Eat, drink... and get it all for free
What a brilliant idea... what an absolutely stunning wheeze! I am, of course, referring to the recent decision to allow some of our African ‘guests’ to serve portions of ethnic food to the Maltese public. Gorgeous spicy and flavour-full dishes...
What a brilliant idea... what an absolutely stunning wheeze!
Tables piled high with radioactive Fukushima sukijaki... and after consuming that lot you really would get that well-fed glow
I am, of course, referring to the recent decision to allow some of our African ‘guests’ to serve portions of ethnic food to the Maltese public. Gorgeous spicy and flavour-full dishes straight out of Sudan, Somalia and all points south – wonderful.
I heard that if I scurried down to the Castille courtyard some time back, I could get a free lunch courtesy of Africa and the Ministry of Finance. Of course, when I got there, just my luck, they had reached the clearing up stage, so I lost out big time.
But it still takes nothing away from the idea... magnificent, especially in these dark days of double dip recession and general privation. And then I thought, why limit the idea to African refugees and visitors? I mean, a lot of people don’t really go a bundle on highly spiced chicken... why not extend the free meals idea to other ex-pats?
There are still quite a lot of Brits among us – and the retired residents would, I’m sure, jump at the chance of running a free kitchen serving typical British food. I believe residents of the UK come second only to us Maltese in the obesity stakes, so here’s the chance to show us how they got there.
Typical British dishes such as... egg and chips, fish fingers and chips, baked beans and chips, and of course, that all-British staple... chicken tikka masala... and chips, would all go down a treat – and I for one would be among the first in the feeding queue.
These days we in Malta play host to dozens of nationalities, what about all those sexy Ukrainian and Russian women who ply their trade by night?
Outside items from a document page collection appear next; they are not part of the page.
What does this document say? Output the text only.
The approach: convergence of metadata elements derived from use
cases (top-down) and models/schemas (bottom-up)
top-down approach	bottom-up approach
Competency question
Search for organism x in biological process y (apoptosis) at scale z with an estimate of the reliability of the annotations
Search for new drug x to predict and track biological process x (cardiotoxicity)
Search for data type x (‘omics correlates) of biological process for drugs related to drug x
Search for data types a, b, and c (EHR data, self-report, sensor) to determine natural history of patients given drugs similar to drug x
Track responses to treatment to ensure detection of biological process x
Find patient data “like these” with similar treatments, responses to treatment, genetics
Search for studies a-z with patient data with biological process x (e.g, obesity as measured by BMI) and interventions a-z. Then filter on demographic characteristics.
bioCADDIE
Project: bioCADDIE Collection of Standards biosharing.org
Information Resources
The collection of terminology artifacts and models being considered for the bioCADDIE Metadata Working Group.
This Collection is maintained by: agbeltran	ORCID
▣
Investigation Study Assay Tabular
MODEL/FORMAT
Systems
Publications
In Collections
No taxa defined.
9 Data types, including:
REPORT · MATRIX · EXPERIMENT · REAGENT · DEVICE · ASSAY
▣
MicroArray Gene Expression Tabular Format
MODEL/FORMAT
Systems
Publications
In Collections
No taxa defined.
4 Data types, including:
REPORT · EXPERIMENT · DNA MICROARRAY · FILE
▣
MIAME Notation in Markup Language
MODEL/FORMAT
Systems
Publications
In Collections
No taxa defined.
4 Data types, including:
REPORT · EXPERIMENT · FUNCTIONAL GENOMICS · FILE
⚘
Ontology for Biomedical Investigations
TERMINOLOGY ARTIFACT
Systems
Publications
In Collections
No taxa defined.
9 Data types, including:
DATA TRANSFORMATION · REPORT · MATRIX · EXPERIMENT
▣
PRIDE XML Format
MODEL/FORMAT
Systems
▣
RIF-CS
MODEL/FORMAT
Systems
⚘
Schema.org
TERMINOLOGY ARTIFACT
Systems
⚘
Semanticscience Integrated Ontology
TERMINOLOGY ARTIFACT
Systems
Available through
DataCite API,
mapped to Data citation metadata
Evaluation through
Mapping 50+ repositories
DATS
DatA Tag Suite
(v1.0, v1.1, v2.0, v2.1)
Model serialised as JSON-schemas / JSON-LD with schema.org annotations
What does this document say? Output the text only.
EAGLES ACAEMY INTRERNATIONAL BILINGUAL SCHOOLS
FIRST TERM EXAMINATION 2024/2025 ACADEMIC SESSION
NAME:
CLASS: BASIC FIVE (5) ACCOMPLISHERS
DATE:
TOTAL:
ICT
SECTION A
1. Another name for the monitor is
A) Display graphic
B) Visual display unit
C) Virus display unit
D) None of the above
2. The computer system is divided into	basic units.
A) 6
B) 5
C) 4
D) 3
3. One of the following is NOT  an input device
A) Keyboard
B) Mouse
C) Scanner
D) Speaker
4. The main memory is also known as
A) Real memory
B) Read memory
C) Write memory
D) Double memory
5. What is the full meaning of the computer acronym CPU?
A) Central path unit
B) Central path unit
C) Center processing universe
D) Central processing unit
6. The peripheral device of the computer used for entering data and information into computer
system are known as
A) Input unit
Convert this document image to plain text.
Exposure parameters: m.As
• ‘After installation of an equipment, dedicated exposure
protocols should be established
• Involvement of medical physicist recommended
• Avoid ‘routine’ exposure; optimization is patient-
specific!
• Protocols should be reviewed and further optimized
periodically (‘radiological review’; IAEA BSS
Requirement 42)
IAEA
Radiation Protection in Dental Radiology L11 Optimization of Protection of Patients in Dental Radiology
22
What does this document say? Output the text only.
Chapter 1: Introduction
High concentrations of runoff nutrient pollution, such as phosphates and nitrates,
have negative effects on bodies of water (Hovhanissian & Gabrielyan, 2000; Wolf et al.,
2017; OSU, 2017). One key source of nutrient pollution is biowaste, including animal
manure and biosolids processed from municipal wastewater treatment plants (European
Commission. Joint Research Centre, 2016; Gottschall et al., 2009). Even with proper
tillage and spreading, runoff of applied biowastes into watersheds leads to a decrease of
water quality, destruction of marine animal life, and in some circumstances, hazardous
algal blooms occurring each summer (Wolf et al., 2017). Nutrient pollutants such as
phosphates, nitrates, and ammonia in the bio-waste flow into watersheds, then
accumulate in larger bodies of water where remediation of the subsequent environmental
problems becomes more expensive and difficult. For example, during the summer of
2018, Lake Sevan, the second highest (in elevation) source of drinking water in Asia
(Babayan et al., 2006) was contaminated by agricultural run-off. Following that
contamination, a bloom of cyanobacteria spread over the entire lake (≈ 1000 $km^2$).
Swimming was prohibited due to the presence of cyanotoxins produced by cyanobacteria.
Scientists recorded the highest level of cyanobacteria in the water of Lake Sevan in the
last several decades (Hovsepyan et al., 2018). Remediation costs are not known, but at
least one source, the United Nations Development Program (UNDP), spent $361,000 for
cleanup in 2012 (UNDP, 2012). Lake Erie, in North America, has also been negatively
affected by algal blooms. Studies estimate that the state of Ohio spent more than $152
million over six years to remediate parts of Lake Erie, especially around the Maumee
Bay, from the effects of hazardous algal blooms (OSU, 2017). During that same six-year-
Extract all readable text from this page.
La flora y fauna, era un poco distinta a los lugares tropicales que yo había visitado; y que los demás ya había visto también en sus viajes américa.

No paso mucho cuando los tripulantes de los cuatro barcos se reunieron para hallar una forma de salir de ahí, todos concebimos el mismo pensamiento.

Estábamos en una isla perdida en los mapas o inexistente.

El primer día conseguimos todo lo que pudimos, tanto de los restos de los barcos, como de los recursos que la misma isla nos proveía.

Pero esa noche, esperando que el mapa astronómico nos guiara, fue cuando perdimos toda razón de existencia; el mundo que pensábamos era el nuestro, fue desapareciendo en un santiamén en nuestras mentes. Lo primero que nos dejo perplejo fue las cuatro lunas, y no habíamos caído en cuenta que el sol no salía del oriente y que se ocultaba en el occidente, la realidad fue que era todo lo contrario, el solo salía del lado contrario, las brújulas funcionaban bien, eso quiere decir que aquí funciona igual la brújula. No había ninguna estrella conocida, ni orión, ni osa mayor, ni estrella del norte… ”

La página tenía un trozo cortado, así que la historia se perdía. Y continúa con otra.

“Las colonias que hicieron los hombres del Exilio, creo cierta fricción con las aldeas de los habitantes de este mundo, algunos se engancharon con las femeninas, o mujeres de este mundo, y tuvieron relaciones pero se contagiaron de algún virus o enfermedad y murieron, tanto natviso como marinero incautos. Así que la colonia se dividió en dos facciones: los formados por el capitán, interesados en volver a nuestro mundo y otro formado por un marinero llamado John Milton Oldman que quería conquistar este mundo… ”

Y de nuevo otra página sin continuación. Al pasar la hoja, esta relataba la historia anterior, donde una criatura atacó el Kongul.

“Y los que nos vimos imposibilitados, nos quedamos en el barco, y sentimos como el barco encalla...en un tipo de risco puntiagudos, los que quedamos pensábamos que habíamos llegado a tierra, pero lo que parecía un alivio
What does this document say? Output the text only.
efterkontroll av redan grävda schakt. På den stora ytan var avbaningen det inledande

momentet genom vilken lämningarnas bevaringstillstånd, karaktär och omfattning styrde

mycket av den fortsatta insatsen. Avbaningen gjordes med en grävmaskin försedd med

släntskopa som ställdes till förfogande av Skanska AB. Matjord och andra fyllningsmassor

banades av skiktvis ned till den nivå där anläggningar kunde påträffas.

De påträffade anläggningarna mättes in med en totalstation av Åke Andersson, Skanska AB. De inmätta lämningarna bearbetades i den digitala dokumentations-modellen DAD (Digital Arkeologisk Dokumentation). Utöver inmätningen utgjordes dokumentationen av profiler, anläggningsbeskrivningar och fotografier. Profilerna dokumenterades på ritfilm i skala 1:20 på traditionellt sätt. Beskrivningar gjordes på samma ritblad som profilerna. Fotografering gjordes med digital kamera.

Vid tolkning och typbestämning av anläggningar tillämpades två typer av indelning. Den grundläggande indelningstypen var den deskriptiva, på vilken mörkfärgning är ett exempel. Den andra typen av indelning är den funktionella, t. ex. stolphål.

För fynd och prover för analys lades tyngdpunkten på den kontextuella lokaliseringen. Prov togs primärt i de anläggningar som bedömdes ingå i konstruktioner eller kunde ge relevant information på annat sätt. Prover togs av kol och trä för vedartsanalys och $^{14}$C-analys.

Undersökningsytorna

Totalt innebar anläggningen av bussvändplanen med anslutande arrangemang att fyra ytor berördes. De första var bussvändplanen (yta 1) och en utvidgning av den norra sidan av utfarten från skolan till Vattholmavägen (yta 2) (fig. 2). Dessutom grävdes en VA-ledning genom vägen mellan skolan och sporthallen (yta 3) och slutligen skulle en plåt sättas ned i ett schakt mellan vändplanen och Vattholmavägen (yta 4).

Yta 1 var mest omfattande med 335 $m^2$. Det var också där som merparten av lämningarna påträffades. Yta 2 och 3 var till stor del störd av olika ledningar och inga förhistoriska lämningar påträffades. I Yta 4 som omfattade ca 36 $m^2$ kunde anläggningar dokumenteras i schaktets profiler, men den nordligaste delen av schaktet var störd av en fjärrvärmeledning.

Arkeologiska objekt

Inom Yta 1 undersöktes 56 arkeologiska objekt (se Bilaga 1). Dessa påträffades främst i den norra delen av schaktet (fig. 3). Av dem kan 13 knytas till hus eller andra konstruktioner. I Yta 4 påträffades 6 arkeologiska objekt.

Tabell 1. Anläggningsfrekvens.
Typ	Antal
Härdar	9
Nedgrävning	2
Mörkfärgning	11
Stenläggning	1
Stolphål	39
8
Well, here’s my suggestion for a day job that would supplement their somewhat precarious incomes.
Yes that’s right... a typical Russian meal served in the salubrious surroundings of the Castille yard (If wet, in the Cabinet room). Lots and lots of delicious,nutritious borscht... and, erm,nutritious borscht; a bit repetitive, granted, but different.
Then what about an American spread? They still think they run the world, so here’s a chance to prove it.
After all, it’s a truism to say an army marches on its stomach; so let’s allow the US to show us just what it and its army put into its vastly inflated bellies.
I’m already salivating at the prospect of hamburgers and fries, hominy grits – whatever they are – and bucket-loads of Coca-Cola... or perhaps not.
I have, of late, noticed quite a few Japanese people around, besides the crocodiles of happy snappy cruise liner tourists, so what better opportunity to show off their native cuisine than a stall in the PM’s back yard.
Tables piled high with radioactive Fukushima sukijaki... washed down with warm saki... delicious. And after consuming that lot you really would get that well-fed glow. In fact, they’d be able to see you coming in a power cut.
Looking ahead to the time that Dr Muscat’s political party comes to power... we may find ourselves once again overrun with famine-ridden North Koreans. Now there’s a culinary challenge.
Can you imagine one of their foodie spreads on offer? Dirt butties, char-broiled pebbles and all the mud you can eat.
Of course, right next door to the North Koreans is the Peoples’ Republic of China, and their cuisine is either wonderful or... decidedly erm, canine.
Anyway, here’s the perfect opportunity for China to set the record straight and dish up authentic Chinese meals – for free. Authentic food such as: sweet and sour spaniel, stir-fried shitzu and pickled pekingese. Don’t knock it till you’ve tried it.
Oh yes, I think our African friends have really started something here, now it’s up to the other nations of the world to show what they can do.
Who said there’s no such thing as a free lunch?